Companies

Indian Hotels defers plan to acquire its first property under GIC platform

Forum Gandhi Mumbai | Updated on June 14, 2020 Published on June 14, 2020

From micro weddings to expanding membership programmes, Tata group’s hospitality business is reinventing to ride the slowdown

Tata Group's Indian Hotels has put off plans to acquires a Rs 120 crore stressed asset due to uncertainty in the hospitality business following the lockdown.

This would have been the first buyout under the ₹4,000-crore investment platform set up in partnership with Singapore's sovereign wealth fund, GIC, to acquire fully operational hotels in the luxury and upscale segments in India over the next three years.

“We were looking at an acquisition of a stressed asset. It was a small transaction was over Rs 120 crores. That deal has not closed at the moment, and we have deferred the transaction now. We’ll have to wait and watch on whether we'll eventually complete or not as we are unsure of it at the moment,” Giridhar Sanjeevi, Chief Finance Officer at IHCL told BusinessLine. The funding platform with GIC was announced in May 2019.

However, with the ongoing stress being faced by the hospitality industry, there could be more opportunity to buy out troubled assets. But to be able to acquire such assets, IHCL first needs to ensure that its own business emerges out of the lockdown with minimum damage. “We need to be alive to take on these opportunities. Clearly, we need to be able to fund any of it in a sensible way. We can't borrow to acquire,” Sanjeevi said.

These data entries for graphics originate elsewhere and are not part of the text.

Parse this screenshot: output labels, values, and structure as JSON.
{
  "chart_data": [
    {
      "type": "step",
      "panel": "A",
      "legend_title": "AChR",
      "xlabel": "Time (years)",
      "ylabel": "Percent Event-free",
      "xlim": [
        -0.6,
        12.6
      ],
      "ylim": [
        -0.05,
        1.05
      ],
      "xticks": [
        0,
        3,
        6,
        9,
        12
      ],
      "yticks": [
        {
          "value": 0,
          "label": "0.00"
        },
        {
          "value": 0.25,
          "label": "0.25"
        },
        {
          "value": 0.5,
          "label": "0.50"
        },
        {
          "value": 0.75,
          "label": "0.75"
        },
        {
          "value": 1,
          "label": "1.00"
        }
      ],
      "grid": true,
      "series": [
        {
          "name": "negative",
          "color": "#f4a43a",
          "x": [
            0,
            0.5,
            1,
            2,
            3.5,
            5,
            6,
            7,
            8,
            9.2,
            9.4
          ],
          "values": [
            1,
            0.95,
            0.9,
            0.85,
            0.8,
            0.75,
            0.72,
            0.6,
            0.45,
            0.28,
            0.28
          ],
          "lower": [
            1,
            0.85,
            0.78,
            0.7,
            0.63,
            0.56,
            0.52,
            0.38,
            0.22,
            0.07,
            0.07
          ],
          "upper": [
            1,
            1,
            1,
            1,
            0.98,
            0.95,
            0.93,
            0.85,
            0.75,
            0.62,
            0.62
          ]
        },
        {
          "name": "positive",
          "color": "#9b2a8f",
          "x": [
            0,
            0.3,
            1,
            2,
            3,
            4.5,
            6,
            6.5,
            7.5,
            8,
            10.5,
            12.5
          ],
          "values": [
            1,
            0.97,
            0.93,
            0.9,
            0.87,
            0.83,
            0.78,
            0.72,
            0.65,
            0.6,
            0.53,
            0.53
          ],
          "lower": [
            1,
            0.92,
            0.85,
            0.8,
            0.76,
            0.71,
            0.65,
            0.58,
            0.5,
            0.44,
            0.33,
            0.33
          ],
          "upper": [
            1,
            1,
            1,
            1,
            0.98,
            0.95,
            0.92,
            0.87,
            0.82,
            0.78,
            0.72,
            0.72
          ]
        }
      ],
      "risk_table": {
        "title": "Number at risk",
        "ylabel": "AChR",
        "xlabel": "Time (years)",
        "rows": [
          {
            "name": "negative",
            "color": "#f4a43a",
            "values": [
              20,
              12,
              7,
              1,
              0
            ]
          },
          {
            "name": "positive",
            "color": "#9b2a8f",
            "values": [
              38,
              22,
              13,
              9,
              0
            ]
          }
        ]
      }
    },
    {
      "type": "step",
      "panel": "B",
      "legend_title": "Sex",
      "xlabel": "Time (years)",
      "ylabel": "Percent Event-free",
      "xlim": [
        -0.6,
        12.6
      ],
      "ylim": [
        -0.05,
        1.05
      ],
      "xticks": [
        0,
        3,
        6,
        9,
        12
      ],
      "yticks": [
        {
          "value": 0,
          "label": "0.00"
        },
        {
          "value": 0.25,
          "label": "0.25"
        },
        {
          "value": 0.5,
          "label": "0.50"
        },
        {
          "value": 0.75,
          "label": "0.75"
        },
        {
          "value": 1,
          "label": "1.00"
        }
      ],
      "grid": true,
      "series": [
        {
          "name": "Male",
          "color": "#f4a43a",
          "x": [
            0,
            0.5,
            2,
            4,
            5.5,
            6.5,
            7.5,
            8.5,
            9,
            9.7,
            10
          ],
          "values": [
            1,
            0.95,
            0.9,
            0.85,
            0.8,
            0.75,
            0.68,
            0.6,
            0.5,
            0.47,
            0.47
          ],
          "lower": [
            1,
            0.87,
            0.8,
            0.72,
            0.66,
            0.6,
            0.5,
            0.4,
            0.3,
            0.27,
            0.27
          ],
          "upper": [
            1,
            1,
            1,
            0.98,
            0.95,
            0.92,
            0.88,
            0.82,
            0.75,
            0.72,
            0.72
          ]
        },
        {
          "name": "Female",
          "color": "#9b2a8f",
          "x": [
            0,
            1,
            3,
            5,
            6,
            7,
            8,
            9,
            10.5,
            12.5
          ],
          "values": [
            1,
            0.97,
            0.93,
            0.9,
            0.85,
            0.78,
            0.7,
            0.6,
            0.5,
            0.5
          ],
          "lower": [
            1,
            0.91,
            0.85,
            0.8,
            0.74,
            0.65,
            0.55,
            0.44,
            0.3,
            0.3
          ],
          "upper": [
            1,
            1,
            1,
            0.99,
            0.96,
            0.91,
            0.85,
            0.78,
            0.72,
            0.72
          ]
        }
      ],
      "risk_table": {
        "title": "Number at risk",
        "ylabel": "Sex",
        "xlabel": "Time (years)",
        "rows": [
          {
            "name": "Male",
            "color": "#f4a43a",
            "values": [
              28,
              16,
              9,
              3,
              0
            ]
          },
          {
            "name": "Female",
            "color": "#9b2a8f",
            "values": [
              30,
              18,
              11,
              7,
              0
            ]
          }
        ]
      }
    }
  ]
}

IHCL reported a 43.8 per cent lower net profit of Rs 92.5 crore for the fourth quarter ended March 31 in comparison to Rs 164.77 crore recorded in the same quarter of the previous fiscal. Sanjeevi said that the impact on the books was mainly because of the rapid spread of the COVID-19 pandemic during the last 20 days of March. “Our revenues dropped by 40 per cent during this time,” he said.

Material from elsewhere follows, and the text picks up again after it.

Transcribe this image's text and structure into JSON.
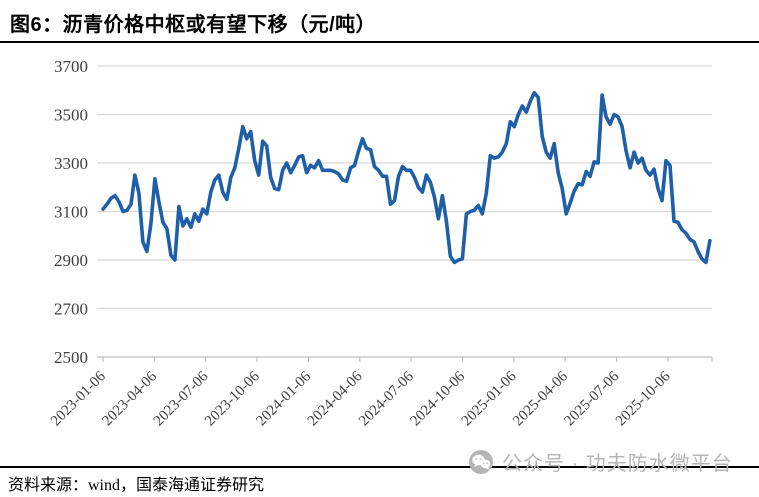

“In early March we started to make sure that we ramped up our liquidity to tide through the pandemic. One of the things we did was to borrow Rs 335 crores and that is why the gross debt went up,” Sanjeevi said.

He further added that IHCL was able to benefit from the long term repo rate operation where RBI gave liquidity to banks. “We drew Rs 450 crores under the program. It's three-year unsecured money.”

However, he said that more needs to be done by the policymakers. Giving examples of reforms for the hospitality sector in the UK and the US, where players got property tax waivers and subsidies for employees among other things. Of course, “the government has definitely allowed like provident fund contributions being delayed or delaying GST and income tax contributions. We wish that we had something more,” he said.

To tide over the current crisis, the company is resorting to salary cuts and reskilling for its staff. It is also ramping down expenses on renovation and beautifications unless it is important like the renovations at Taj Mansingh in New Delhi.

The company is betting big on Ginger, Ama Nature & Trails, Taj Land’s End, and Chambers to bring business as lack of international toruists has curtailed operations in other brands. The actual growth driver, according to Sanjeevi will be from Ginger. “Especially in the COVID era, the price point at which Ginger is operating is excellent.” Last fiscal, Ginger got a facelift. “12 hotels were repositioned which gave a 21 percent boost to us,” he said. This repositioning has also given the company to boost its Average Room Rates from Rs 2,200 earlier to Rs 3,000 now.

The Group CFO said that post the quarantine, people would prefer a more safer place to unwind. In this case, “Staycations certainly will pick up. Like Taj Lands, in good times it, as a hotel, which has always done fantastically well on staycation and in times like this, I think staycations will pick up.”

The company is also placing its bets on increasing popularity of micro-weddings. According to the government mandate, more than 50 people are not allowed to gather at a wedding occasion.

The company is looking at ancillary revenue from its Chamber club memberships. The company added 150 new members ever since the programme was relaunched last year taking the number to 2000 members.

“It’s a good stream of revenue because it is over 80 per cent of profit margins for us. We are extending the Chamber benefits for members at all our properties globally,” Sanjeevi said.